The gabbing falls to a hush. For a brief moment, no longer than a skipped heartbeat, there is a collective intake of breath. Then the screaming begins. Not wailing, not shrieking, not yelping. Screaming, like Janet Leigh having her wisdom teeth out. It takes a minute or so to die down. Women are standing atop chairs and tables, heels wedged into sausage rolls, staring at one another in confusion. "Gerry! It's Gerry! Oh my God, it's Gerry!"

And, in a way, it is. Not Gerard Butler, film star in waiting, but Gerry fae Ralston, slouched in a trailer in Montreal at two in the morning, sans sword, steed and hair extensions. It is the Big Surprise. Butler is currently filming in Canada, playing the Spartan king Leonidas in the big-budget production 300, based on Frank Miller's graphic novel. He couldn't make it to Glasgow, but he insisted on recording a message.

Ina rumbling west-coast accent, he delivers the opening salvo of his 13-minute address to his congregation. "When I was young, and my brother was sitting on my head on the couch, I thought, 'One day, I will have a convention.'" There are gales of laughter, and Butler himself chuckles too.

"Who'd have thought you guys would be over there?" he says incredulously. "It's crazy, beautiful, and I'm really touched and honoured.
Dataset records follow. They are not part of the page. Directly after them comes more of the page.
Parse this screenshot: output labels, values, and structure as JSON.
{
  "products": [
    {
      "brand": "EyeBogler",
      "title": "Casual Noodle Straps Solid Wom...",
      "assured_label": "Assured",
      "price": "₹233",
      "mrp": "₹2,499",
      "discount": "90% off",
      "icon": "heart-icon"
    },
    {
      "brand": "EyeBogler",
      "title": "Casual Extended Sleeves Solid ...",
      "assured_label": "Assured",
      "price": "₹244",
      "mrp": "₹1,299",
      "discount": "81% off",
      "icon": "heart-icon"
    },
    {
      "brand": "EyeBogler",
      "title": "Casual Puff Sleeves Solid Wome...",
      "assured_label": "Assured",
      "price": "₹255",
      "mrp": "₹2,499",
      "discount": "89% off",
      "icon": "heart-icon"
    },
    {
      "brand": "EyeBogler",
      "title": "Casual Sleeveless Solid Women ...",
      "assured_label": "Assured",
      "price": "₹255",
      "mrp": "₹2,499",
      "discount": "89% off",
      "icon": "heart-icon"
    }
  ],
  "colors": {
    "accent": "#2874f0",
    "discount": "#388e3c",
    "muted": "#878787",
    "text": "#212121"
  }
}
I'm blown away that even one of you would come over to my home city." He winks. "It's not for me, it's for you. To get away from your partners . . . just remember, what happens in Glasgow stays in Glasgow."

Hooting and cheering erupts. The phrase is something of a fanclub motto; clearly Butler has been online recently. He goes on to offer an ad-hoc city guide, recommending the west end and Byres Road. Oh, and the university: "Go up to the law faculty and give those bastards a punch."
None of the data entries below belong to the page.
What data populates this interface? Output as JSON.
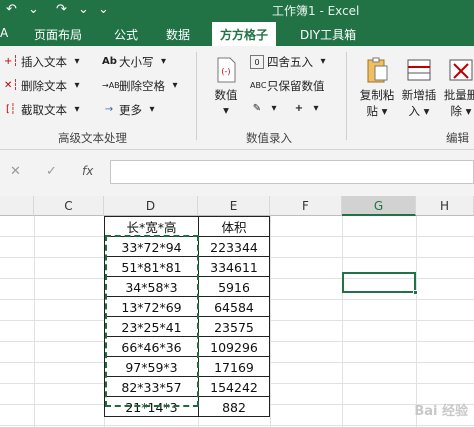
{
  "window": {
    "title": "工作簿1 - Excel"
  },
  "ribbon_tabs": [
    {
      "label": "А"
    },
    {
      "label": "页面布局"
    },
    {
      "label": "公式"
    },
    {
      "label": "数据"
    },
    {
      "label": "方方格子"
    },
    {
      "label": "DIY工具箱"
    }
  ],
  "ribbon": {
    "text_group": {
      "label": "高级文本处理",
      "buttons": [
        "插入文本",
        "删除文本",
        "截取文本",
        "大小写",
        "删除空格",
        "更多"
      ]
    },
    "numeric_group": {
      "label": "数值录入",
      "big_button": "数值",
      "buttons": [
        "四舍五入",
        "只保留数值"
      ]
    },
    "edit_group": {
      "label": "编辑",
      "buttons": [
        "复制粘贴",
        "新增插入",
        "批量删除"
      ],
      "button_lines": [
        [
          "复制粘",
          "贴"
        ],
        [
          "新增插",
          "入"
        ],
        [
          "批量删",
          "除"
        ]
      ]
    }
  },
  "formula_bar": {
    "cancel_symbol": "✕",
    "enter_symbol": "✓",
    "fx_label": "fx",
    "content": ""
  },
  "columns": [
    "C",
    "D",
    "E",
    "F",
    "G",
    "H"
  ],
  "table": {
    "headers": [
      "长*宽*高",
      "体积"
    ],
    "rows": [
      [
        "33*72*94",
        "223344"
      ],
      [
        "51*81*81",
        "334611"
      ],
      [
        "34*58*3",
        "5916"
      ],
      [
        "13*72*69",
        "64584"
      ],
      [
        "23*25*41",
        "23575"
      ],
      [
        "66*46*36",
        "109296"
      ],
      [
        "97*59*3",
        "17169"
      ],
      [
        "82*33*57",
        "154242"
      ],
      [
        "21*14*3",
        "882"
      ]
    ]
  },
  "selected_column": "G",
  "watermark": "Bai 经验"
}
The video is punctuated by moments when Butler seems conscious of the preposterousness of the situation. Nevertheless, as with his mother's speech, the gratitude is there for all to see. "I really love the bonds and friendships you have developed between yourselves. It's been amazing to see this grow, " he says. "I feel we've become a team. You've given me so much, I can't express what it means. When I heard I had even one website I thought it was a joke [but] the care, imagination and work of you all never ceases to amaze me. I learn more about myself from you than I do from myself or anyone." A pause, and a joke. "It helps take the pressure off."

With that, the screen fades to black. The night will contain a second surprise when Butler, in a live telephone call, says hello over the speakers. Unfortunately, distortion on the transatlantic line renders the rest of his words unintelligible, but no-one cares. He has already made their night.
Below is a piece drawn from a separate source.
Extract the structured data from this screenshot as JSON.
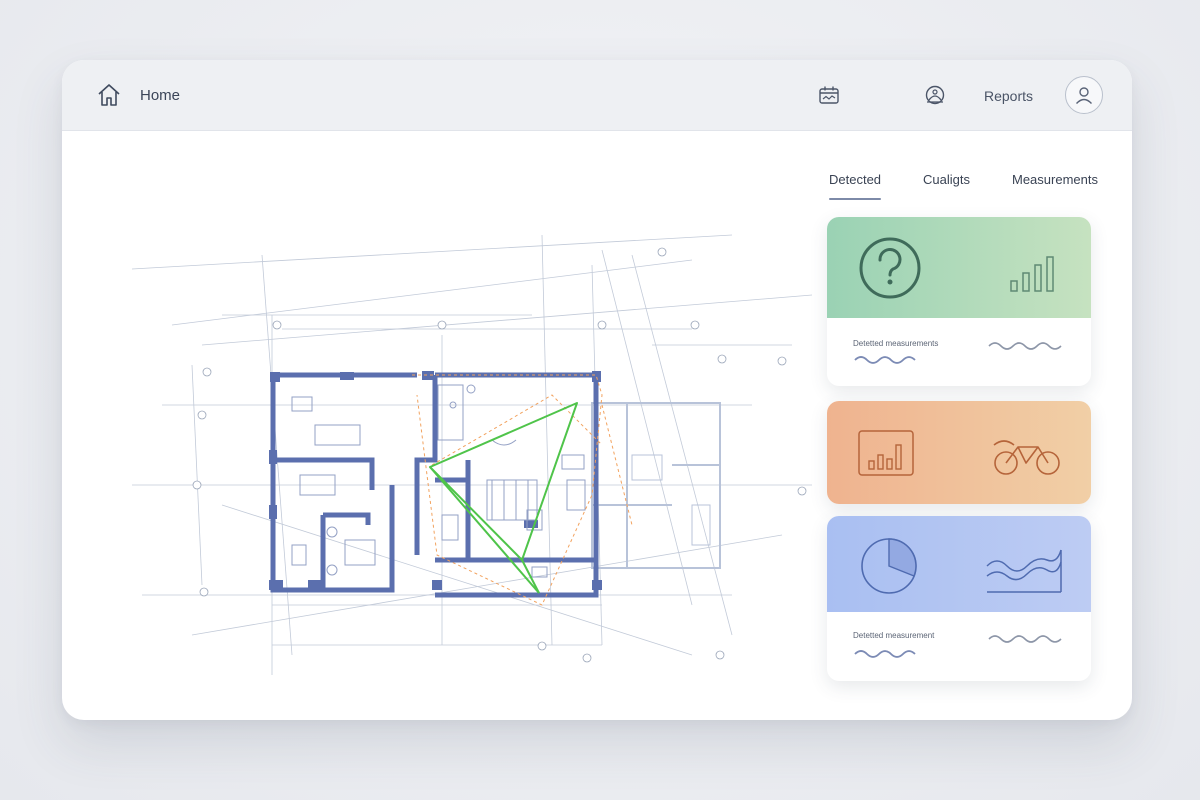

It is a curious carnival that swirls around the nucleus of Gerard Butler. Nobody party to it, not even Butler himself, can articulate just what exists between him and his fans. Actions, though, help bring meaning. The convention has a philanthropic bent: a raffle of signed props and paraphernalia from Butler's films - including a leather loincloth from 300, the crotch of which its proud new owner rubs liberally over her face - saw the Tarts raise GBP5,500 for the cancer charity CLIC Sargent. The cause matters to Butler: when he was 22, his father, Edward, died of cancer. As a patron of the charity, he will match his fans' donation. To date the fans have gathered more than dollars75,000 for good causes.

"The way the relationship between Gerry and the fans has become so strong is surprising, " says Tamara Halstead, a mother of two from Virginia. "I consider him a friend."

Halstead, it transpires, is the original Tart. She began the website on February 10, 2001. The intervening five years have not quelled her joy - or doubts. "Sometimes I feel like I've crossed a line, " she confides. "But Gerry genuinely understands what we're doing."

This autumn, the fans will reconvene for another convention in Colorado. Butler's mother has vowed to attend. As for Butler himself? His next film might send him into Hollywood's stratosphere; if it doesn't, perhaps the breakthrough will be Burns, the longmooted biography of the poet to which he has been linked. It matters not. For the Tarts, Gerry Butler's star will forever be within reach.